Responsables, mais pas décideurs
Concernant les pesticides, une notification est nécessaire. Le maire et le préfet concernés reçoivent ce document mais la santé publique n'étant pas en jeu, des mesures drastiques (et plus ou moins onéreuses) sont rarement prises. Or la responsabilité pénale revient au distributeur, qui n'est pas le décideur, une situation pour le moins inconfortable. D'autant qu'au regard des pesticides, un quart seulement des eaux de surface étaient estimées de très bonne ou bonne qualité en 2000 dans l'ensemble de la France. Et aucun élément ne laisse espérer une amélioration à court ou à moyen terme, les actions de prévention sur la pollution agricole ne pouvant être efficaces qu'à long terme (il faut plusieurs années, voire plusieurs décennies pour normaliser une nappe profonde polluée).
En attendant, on peut utiliser des traitements de l'eau. Les traitements d'oxydation (par l'ozone et l'eau oxygénée) ont été interdits car les produits de dégradation étaient encore plus difficiles à éliminer que les produits initiaux. On peut recourir aux filtres avec charbon actif en grains qui demandent un temps de contact minimal pour l'absorption, ce qui conditionne la taille des filtres, en fonction des volumes à traiter. Les techniques membranaires par osmose inverse ou nanofiltration, contrairement à la précédente, permettent de retenir la plupart des molécules si bien qu'il faut reminéraliser l'eau après traitement. Enfin, le charbon actif peut être utilisé en poudre, sans limites quantitatives, ce qui est adapté pour traiter les pics de pollution.

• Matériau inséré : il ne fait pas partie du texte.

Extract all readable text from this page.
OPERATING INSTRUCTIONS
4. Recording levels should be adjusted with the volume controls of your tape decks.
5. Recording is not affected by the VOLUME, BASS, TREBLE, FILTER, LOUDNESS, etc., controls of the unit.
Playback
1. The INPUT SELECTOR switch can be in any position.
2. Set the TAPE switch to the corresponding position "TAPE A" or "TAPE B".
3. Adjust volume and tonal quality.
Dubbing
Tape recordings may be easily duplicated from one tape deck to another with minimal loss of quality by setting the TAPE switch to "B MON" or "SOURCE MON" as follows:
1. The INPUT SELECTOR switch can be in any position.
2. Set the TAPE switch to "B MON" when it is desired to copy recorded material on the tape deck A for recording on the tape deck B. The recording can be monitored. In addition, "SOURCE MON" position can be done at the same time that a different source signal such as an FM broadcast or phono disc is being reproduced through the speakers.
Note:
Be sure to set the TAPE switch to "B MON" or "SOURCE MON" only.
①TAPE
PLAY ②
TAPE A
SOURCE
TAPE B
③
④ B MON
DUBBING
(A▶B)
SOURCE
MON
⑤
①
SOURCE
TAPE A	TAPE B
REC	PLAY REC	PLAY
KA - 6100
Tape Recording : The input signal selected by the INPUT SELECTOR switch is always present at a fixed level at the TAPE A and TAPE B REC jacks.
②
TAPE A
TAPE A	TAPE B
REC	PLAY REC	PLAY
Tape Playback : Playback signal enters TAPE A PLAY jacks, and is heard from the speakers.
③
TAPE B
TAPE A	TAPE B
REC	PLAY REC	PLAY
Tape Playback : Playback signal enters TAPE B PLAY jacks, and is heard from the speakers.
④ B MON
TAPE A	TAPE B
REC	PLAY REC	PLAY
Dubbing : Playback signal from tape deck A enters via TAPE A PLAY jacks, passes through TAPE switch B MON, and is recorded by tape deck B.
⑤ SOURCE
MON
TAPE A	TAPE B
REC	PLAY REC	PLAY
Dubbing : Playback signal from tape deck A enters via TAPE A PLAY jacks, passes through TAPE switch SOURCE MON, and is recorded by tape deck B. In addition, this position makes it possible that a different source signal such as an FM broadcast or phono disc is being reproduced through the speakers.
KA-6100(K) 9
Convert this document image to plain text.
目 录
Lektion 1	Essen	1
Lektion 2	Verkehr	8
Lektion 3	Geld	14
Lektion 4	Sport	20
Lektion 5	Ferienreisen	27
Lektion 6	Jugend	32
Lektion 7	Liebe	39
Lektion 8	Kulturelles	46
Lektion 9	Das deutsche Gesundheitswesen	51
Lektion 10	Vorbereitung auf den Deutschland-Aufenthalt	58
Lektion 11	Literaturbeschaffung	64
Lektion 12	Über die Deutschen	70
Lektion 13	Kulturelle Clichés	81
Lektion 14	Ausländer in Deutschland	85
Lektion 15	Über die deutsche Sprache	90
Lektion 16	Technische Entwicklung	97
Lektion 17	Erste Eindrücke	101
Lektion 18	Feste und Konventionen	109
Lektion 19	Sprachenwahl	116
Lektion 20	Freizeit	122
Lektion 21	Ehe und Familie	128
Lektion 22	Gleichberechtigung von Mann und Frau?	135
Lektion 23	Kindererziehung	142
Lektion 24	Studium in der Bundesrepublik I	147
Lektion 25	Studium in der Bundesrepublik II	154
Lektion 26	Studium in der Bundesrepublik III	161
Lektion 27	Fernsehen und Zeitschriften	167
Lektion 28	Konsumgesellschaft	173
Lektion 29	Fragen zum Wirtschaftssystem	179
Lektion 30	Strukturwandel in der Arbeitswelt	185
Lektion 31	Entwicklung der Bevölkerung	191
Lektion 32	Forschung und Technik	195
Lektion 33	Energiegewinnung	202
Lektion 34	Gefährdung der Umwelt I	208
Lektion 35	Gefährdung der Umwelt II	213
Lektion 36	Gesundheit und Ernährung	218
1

Le traitement par charbon actif en grains est appliqué dans les agglomérations de Metz et d'Epernay mais la palme revient aux deux communes de Brebant-Corbeil qui, pour quelques centaines de consommateurs, ont décidé de se doter d'un système de nanofiltration. Il faut dire qu'une telle précaution a un surcoût de 0,15 à 0,5-0,6 euros par mm3 d'eau, selon la taille de l'installation. Or on l'a dit, à ce niveau, le distributeur propose et l'élu dispose.

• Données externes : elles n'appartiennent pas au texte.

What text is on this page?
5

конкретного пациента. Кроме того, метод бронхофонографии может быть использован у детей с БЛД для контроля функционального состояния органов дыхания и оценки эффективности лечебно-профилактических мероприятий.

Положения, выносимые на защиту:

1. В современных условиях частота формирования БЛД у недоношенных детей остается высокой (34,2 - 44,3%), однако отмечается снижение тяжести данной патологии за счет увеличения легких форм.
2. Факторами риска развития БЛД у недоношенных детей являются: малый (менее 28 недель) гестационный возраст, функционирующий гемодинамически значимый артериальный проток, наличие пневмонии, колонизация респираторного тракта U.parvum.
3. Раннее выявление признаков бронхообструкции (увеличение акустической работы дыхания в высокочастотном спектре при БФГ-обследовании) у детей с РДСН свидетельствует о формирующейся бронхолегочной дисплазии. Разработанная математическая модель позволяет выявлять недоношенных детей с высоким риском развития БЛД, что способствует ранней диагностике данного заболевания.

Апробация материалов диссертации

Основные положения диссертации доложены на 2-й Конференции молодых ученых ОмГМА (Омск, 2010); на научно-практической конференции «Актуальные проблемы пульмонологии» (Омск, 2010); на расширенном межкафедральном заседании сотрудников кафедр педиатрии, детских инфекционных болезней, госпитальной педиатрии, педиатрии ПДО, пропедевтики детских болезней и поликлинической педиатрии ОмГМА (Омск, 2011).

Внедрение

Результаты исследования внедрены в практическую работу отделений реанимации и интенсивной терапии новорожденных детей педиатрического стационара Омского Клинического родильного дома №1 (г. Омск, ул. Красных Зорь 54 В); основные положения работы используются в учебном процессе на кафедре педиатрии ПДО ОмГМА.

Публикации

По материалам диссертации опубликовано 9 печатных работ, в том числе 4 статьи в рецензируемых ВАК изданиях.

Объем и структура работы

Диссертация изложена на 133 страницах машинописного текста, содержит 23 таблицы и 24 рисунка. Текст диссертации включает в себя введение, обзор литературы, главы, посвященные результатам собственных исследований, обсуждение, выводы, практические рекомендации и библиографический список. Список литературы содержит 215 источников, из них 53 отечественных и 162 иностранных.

Le prochain Club Santé aura lieu à Antibes à la fin du mois d'octobre et sera consacré aux eaux de baignade.
Les restes de médicaments, un problème émergent
Parallèlement au problème posé par les pesticides, la présence de résidus de médicaments humains (antibiotiques, bêtabloquants, hypolipémiants, produits de contraste...) dans l'eau de boisson suscite des inquiétudes. Les concentrations décrites restent relativement faibles, indique le Dr Joyeux, et il est probable que le poids de la médecine humaine restera plus faible que celui de la médecine vétérinaire, qui utilise des doses massives, dans des zones très localisées ; et les excrétions humaines retournent directement au milieu hydrique, contrairement aux déjections animales.

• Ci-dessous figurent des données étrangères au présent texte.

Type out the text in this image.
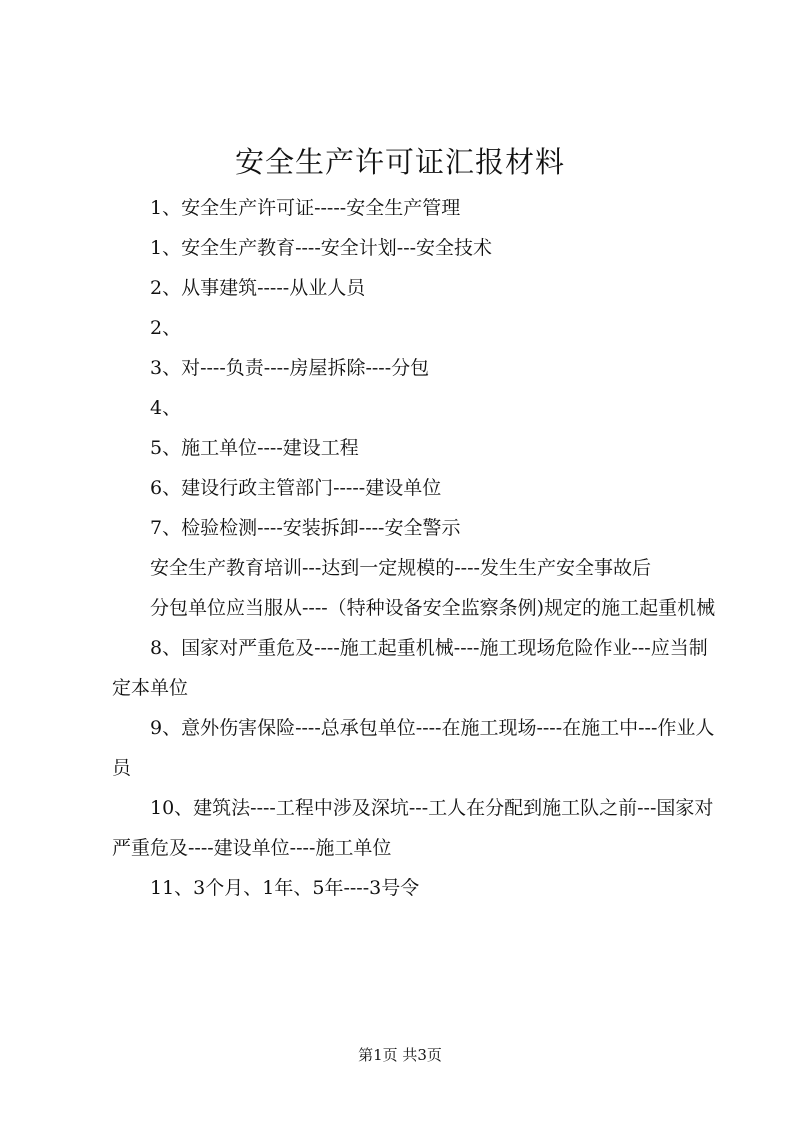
安全生产许可证汇报材料

1、安全生产许可证-----安全生产管理

1、安全生产教育----安全计划---安全技术

2、从事建筑-----从业人员

2、

3、对----负责----房屋拆除----分包

4、

5、施工单位----建设工程

6、建设行政主管部门-----建设单位

7、检验检测----安装拆卸----安全警示

安全生产教育培训---达到一定规模的----发生生产安全事故后

分包单位应当服从----（特种设备安全监察条例)规定的施工起重机械

8、国家对严重危及----施工起重机械----施工现场危险作业---应当制定本单位

9、意外伤害保险----总承包单位----在施工现场----在施工中---作业人员

10、建筑法----工程中涉及深坑---工人在分配到施工队之前---国家对严重危及----建设单位----施工单位

11、3个月、1年、5年----3号令

第1页 共3页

Le problème n'est pas anecdotique, comme en témoignent deux chiffres : 800 tonnes d'estrogènes sont vendues par an ; les taux de certains médicaments dans l'eau brute pouvant être utilisée pour faire de l'eau potable est déjà supérieure à celle autorisée pour les pesticides (3,1 µg/l pour un fibrate contre 2 µg/l au maximum). Si l'on adoptait pour les médicaments les mêmes normes que pour les pesticides, cela poserait d'énormes problèmes aux stations d'épuration.
Il ne faut pourtant pas dramatiser car l'ingestion de 2 litres d'eau, vie entière, apporterait l'équivalent de deux jours de traitement, aux taux constatés.
Ce problème émergent risque de faire parler de lui, pas tellement en santé humaine mais à travers les débats sur les perturbateurs endocriniens que certains rendent responsables de phénomènes surprenants observés dans diverses espèces animales.